Posicionado como principal antagonista de Bolsonaro na pandemia, João Doria relembra os tempos da aliança “BolsoDoria” ao cortar 30% do orçamento da Fapesp, fundação que financia bolsas e investe em pesquisas científicas no Estado de São Paulo, incluindo a maior parte das atividades de produção de vacinas no Instituto Butantan. O governador tirou 454 milhões dos 1,5 bilhão de reais anteriormente previstos para a entidade, de acordo com a Lei Orçamentária Anual aprovada pela Assembleia Legislativa.

O corte despertou críticas da comunidade científica paulista, sobretudo após Doria prometer, no fim de novembro, em vídeo gravado com o presidente da Fapesp, não desvincular recursos da fundação. “Vamos somar forças em investimentos na pesquisa, na ciência e na tecnologia, sem gerar prejuízo à Fapesp”, garantiu o governador na ocasião. O Governo de São Paulo afirma ter assegurado a recomposição das verbas ao prever no texto da lei de orçamento decretos complementares e o repasse de 1% do ICMS à entidade.

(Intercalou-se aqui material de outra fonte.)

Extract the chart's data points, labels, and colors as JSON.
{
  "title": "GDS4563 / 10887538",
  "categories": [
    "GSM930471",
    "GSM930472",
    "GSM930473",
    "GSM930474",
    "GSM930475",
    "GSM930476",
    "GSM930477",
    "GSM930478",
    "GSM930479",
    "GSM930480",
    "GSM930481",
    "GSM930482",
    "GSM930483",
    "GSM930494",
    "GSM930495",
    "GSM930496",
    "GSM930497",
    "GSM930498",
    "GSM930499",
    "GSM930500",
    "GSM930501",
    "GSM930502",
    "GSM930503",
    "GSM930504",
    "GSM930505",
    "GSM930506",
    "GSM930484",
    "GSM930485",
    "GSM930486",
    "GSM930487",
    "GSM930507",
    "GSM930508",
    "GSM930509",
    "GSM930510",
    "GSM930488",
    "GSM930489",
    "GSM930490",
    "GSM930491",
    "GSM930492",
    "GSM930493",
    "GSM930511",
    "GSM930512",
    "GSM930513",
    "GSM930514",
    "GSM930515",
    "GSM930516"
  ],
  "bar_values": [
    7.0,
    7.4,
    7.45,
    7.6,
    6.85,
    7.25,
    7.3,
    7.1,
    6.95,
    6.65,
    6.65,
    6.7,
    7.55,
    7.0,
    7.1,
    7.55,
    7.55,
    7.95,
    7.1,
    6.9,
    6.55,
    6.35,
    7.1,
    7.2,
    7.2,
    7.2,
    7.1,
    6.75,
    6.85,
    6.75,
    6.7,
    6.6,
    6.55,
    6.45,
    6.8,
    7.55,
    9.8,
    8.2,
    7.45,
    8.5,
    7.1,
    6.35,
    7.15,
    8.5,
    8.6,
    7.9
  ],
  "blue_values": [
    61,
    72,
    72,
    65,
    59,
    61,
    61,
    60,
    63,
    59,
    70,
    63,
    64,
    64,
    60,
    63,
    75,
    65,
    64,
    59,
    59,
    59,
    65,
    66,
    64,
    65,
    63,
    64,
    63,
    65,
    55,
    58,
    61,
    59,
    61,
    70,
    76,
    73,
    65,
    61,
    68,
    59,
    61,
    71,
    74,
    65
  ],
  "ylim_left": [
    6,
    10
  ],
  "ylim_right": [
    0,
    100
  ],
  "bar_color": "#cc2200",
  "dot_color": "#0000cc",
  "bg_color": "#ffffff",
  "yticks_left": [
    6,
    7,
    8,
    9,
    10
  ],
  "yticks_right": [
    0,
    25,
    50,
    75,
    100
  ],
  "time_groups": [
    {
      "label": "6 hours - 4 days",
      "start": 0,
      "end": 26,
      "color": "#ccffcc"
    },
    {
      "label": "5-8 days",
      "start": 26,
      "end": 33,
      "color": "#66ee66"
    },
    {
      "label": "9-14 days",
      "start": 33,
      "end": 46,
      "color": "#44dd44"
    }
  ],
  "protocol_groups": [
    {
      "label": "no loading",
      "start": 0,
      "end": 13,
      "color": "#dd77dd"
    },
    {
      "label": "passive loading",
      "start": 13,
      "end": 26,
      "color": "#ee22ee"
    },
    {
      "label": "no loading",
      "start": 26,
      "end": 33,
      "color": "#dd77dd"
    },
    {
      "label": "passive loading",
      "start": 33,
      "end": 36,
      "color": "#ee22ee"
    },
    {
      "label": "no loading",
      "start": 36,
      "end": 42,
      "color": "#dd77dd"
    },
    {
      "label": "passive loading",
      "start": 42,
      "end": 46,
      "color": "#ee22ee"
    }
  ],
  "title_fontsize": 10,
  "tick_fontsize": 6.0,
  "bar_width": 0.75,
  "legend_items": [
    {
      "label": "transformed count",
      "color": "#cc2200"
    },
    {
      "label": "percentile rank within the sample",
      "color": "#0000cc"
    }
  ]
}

Apesar do arranjo, cientistas e pesquisadores interpretam a desvinculação de 30% da receita da Fapesp como um retrocesso, já que, assim como no caso dos recursos condicionados a orçamento complementar do Governo Federal, os trabalhos científicos desenvolvidos em São Paulo podem se tornar reféns das canetadas do poder executivo. “A autonomia da Fapesp é garantida pela Constituição estadual e não poderia ser atropelada pelo projeto de lei do orçamento”, explica o professor emérito da USP, Hernan Chaimovich, ex-presidente do CNPq. “[A recomposição por decretos] acaba com a independência da Fapesp, já que a cada ano a fundação teria de negociar um adicional com o Governo.”